Pop. III stars from turbulent fragmentation at redshift ~ 11

TL;DR

This simulation study reveals that turbulent fragmentation in early universe halos at redshift ~11 leads to the formation of multiple dense clumps, potentially resulting in Population III stars with characteristic masses around 50 solar masses.

Contribution

First detailed cosmological simulation including non-equilibrium chemistry showing turbulent fragmentation as a dominant Pop. III star formation mode at high redshift.

Findings

Approximately 25 gravitationally unstable clumps identified.

Clump masses range from 4,000 to 900,000 solar masses.

Clumps may fragment into stars around 50 solar masses.

Abstract

We report results from a cosmological simulation with non-equilibrium chemistry of 21 species, including H2, HD, and LiH molecular cooling.
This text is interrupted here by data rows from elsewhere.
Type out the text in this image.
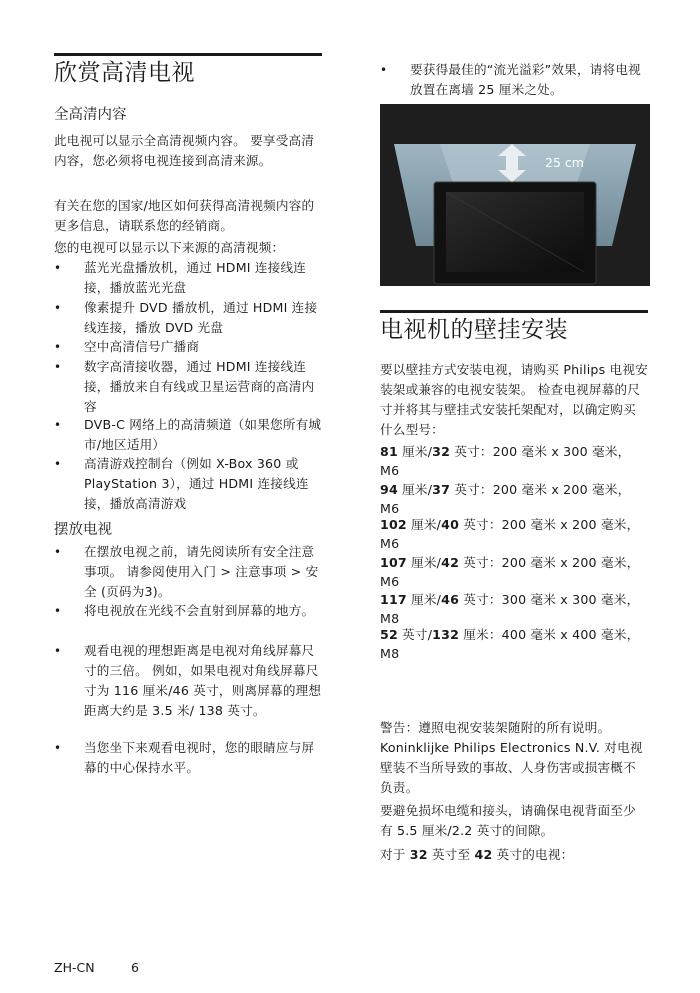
欣赏高清电视
全高清内容
此电视可以显示全高清视频内容。 要享受高清内容，您必须将电视连接到高清来源。
有关在您的国家/地区如何获得高清视频内容的更多信息，请联系您的经销商。
您的电视可以显示以下来源的高清视频：
• 蓝光光盘播放机，通过 HDMI 连接线连接，播放蓝光光盘
• 像素提升 DVD 播放机，通过 HDMI 连接线连接，播放 DVD 光盘
• 空中高清信号广播商
• 数字高清接收器，通过 HDMI 连接线连接，播放来自有线或卫星运营商的高清内容
• DVB-C 网络上的高清频道（如果您所有城市/地区适用）
• 高清游戏控制台（例如 X-Box 360 或 PlayStation 3），通过 HDMI 连接线连接，播放高清游戏
摆放电视
• 在摆放电视之前，请先阅读所有安全注意事项。 请参阅使用入门 > 注意事项 > 安全 (页码为3)。
• 将电视放在光线不会直射到屏幕的地方。
• 观看电视的理想距离是电视对角线屏幕尺寸的三倍。 例如，如果电视对角线屏幕尺寸为 116 厘米/46 英寸，则离屏幕的理想距离大约是 3.5 米/ 138 英寸。
• 当您坐下来观看电视时，您的眼睛应与屏幕的中心保持水平。
• 要获得最佳的“流光溢彩”效果，请将电视放置在离墙 25 厘米之处。
25 cm
电视机的壁挂安装
要以壁挂方式安装电视，请购买 Philips 电视安装架或兼容的电视安装架。 检查电视屏幕的尺寸并将其与壁挂式安装托架配对，以确定购买什么型号：
81 厘米/32 英寸：200 毫米 x 300 毫米，M6
94 厘米/37 英寸：200 毫米 x 200 毫米，M6
102 厘米/40 英寸：200 毫米 x 200 毫米，M6
107 厘米/42 英寸：200 毫米 x 200 毫米，M6
117 厘米/46 英寸：300 毫米 x 300 毫米，M8
52 英寸/132 厘米：400 毫米 x 400 毫米，M8
警告：遵照电视安装架随附的所有说明。 Koninklijke Philips Electronics N.V. 对电视壁装不当所导致的事故、人身伤害或损害概不负责。
要避免损坏电缆和接头，请确保电视背面至少有 5.5 厘米/2.2 英寸的间隙。
对于 32 英寸至 42 英寸的电视：
ZH-CN	6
Starting from cosmological initial conditions, we focus on the evolution of the central 1.8 Kpc region of a 3 x 10^7 Msun halo. The crossing of a few 10^6 Msun halos and the gas accretion through larger scale filaments generate a turbulent environment within this region. Due to the short cooling time caused by the non-equilibrium formation of H2, the supersonic turbulence results in a very fragmented mass distribution, where dense, gravitationally unstable clumps emerge from a complex network of dense filaments. At z=10.87, we find approximately 25 well defined, gravitationally unstable clumps, with masses of 4 x 10^3-9 x 10^5 Msun, temperatures of approximately 300K, and cooling times much shorter than the free-fall time. Only the initial phase of the collapse of individual clumps is spatially resolved in the simulation. Depending on the density reached in the collapse, the estimated average Bonnor-Ebert masses are in the range 200-800 Msun. We speculate that each clump may further fragment into a cluster of stars with a characteristic mass in the neighborhood of 50 Msun. This process at z ~ 11 may represent the dominant mode of Pop. III star formation, causing a rapid chemical enrichment of the protogalactic environment.